Introducing Projectr#
Mon May 2 09:39:18 2011
Why might you want to know the names of all the files in your project?
One might turn the question around and ask why would you possibly
would not want to, but maybe that's not a constructive dialogue. So
let's list some use cases
- to load them into your application
- to load them into irb for debugging or for help in constructing test cases
- to process them through rdoc
- to put them in a gem
- to print them (don't laugh, I did that the other day when I was having trouble deciding how to refactor a bunch of stuff)

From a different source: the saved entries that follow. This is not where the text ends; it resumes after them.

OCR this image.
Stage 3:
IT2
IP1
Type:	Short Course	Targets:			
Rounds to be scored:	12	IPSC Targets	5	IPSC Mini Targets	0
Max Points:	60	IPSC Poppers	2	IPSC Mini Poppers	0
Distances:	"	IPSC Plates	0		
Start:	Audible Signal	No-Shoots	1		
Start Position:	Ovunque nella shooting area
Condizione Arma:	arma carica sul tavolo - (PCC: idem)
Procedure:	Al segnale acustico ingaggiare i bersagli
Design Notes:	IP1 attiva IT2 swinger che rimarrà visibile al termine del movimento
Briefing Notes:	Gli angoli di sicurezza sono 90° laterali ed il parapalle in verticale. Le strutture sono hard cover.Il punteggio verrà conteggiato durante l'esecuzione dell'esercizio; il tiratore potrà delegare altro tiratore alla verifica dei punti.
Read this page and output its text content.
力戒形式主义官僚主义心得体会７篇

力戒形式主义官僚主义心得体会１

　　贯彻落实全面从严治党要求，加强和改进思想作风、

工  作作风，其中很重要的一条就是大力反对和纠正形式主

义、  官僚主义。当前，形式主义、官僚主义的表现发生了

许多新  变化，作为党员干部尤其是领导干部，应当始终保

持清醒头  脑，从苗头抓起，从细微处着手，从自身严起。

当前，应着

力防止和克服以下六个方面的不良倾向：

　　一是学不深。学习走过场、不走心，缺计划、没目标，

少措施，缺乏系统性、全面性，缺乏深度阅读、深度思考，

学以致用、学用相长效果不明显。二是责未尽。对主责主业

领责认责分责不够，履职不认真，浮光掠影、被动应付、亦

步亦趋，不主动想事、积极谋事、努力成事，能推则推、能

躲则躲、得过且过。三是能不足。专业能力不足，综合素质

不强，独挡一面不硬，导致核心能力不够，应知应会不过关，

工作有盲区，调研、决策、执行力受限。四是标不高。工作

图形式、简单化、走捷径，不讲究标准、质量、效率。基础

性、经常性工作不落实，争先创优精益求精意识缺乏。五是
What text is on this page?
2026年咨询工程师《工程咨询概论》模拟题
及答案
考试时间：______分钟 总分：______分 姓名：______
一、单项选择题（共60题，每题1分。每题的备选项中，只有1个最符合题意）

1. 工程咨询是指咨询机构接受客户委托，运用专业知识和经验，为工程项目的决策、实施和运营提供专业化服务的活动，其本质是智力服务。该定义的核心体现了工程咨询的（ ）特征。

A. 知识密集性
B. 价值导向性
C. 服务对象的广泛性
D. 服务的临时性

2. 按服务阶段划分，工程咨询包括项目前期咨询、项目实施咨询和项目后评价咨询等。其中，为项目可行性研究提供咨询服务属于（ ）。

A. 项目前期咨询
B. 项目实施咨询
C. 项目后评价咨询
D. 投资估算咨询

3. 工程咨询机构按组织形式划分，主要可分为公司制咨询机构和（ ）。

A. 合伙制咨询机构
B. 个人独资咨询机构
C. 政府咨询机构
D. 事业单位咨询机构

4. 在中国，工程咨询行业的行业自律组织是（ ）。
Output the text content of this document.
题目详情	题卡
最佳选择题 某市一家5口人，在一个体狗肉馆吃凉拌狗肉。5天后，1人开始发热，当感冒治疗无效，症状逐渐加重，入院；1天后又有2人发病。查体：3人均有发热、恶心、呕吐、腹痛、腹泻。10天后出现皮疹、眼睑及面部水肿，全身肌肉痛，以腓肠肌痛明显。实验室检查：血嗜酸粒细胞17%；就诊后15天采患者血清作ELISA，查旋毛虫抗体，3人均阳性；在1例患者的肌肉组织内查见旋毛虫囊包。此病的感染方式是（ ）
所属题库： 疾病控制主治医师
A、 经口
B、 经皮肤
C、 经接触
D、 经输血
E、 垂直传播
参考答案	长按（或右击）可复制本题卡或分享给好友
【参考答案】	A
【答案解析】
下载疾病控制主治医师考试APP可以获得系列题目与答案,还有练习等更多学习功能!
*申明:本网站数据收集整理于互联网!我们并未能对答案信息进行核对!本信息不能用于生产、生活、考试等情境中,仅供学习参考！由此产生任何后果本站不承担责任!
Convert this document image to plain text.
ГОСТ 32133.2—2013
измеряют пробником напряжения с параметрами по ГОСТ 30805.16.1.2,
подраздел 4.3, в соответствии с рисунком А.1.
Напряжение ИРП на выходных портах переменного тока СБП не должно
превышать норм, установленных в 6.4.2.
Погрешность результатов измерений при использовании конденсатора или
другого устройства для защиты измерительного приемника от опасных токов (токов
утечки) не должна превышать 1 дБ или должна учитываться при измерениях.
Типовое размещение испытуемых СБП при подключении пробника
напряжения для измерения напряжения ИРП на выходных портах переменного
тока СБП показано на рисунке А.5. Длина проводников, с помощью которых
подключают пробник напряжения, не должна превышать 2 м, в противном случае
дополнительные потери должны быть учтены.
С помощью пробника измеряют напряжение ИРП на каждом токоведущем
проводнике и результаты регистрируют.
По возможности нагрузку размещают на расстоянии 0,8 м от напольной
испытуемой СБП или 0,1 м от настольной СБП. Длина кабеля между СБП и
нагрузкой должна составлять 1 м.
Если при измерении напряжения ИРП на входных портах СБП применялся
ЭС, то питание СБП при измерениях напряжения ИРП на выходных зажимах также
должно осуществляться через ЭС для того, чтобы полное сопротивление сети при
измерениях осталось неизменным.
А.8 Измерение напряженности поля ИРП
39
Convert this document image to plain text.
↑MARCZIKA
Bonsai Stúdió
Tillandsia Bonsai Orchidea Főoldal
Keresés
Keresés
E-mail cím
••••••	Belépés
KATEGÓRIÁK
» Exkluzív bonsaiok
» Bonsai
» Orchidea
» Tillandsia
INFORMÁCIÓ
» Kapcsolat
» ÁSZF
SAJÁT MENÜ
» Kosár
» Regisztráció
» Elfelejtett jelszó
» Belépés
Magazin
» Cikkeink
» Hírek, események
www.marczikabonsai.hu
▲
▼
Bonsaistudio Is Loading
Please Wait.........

As far as I can see from my survey of the Ruby world, the current
practices for each of these use cases are pretty ad hoc. Maybe you
write a file full of require or require_relative statements (as
the RBP
blog
author likes to do), maybe you use a glob, maybe you write a MANIFEST
file, but there seems to be a significant lack of DRYness about it
all. This led me to think there is a gap in the market for
- a language for describing the files that a project comprises
- some tools to interrogate a project description written in this form
and find out what's in it
- some code to load them into a running interpreter - and for bonus
points, when files have previously been loaded into said image but
since changed on disk, to reload them. This could be used in irb
sessions, or could form the basis of a development-oriented web
server that reloads changed files without needing to be stopped and
started all the time
Note that item 3 above gives us something that "file containing list
of require statements" doesn't, because it allows us to reload
files that we've already seen instead of just saying "meh, seen it
already". If you're using a comparatively low-powered machine then
reloading your entire app in irb every time you change a method
definition is unnecessarily and obviously slow. If you're also using
Bundler (which I rather like now i's settled down a bit, and will
write more about in a future entry) then the additional bundle exec
is not just slow, it's SLow with a capital S and a capital L and a
pulsating ever-growing O that rules from the centre of the underworld.
Here's one I made earlier
Projectr::Project.new :test do
# directories may be named by symbols or strings
directory :example do
#as may files
file "file1"
file :file2
directory "subdir" do
file :subdir_file
end
end
end
h=Projectr::Project[:test]
h.load! # it loads all the files
- and again
h.load! # nothing happens this time
- touch example/file1.rb
h.load! # loads only the changed file
At the time of writing this, the
github version does about that much, but
is quite clearly still version 0. Stuff I am still thinking about:
- Load-order dependencies. Lisp programmers may recognise that
Projectr was inspired by using (and indeed implementing a version
of) defsystem
(or more recently
here
but Projectr is almost minimally featured compared to any of the
Lisp-based defsystem facilities. Many of those features I don't
have any strong evidence that the Ruby world would find use for, but
load-order dependencies allow us to say for example that if file A
defines a DSL and files B and C use that DSL, changing A should make
the computer reload B and C as well
- It seems clear to me that defining a project and loading it are two
separate operations - you may wish instead to define it and then
generate a Gemspec, for example - but there's still a lot of verbiage in
the common case that you do want to load it, and I haven't really found
file layout and naming conventions that I feel good about
- likewise, what happens when we redefine the project itself (as would
happen if we want to add a file to it, for example) is slightly up
for grabs. Should the project definition file be considered a part
of the project?
I will doubtless form my own opinions on all of these issues in time
and with more experience of using this tool in practice, but feedback
on them and on the general approach is warmly welcomed.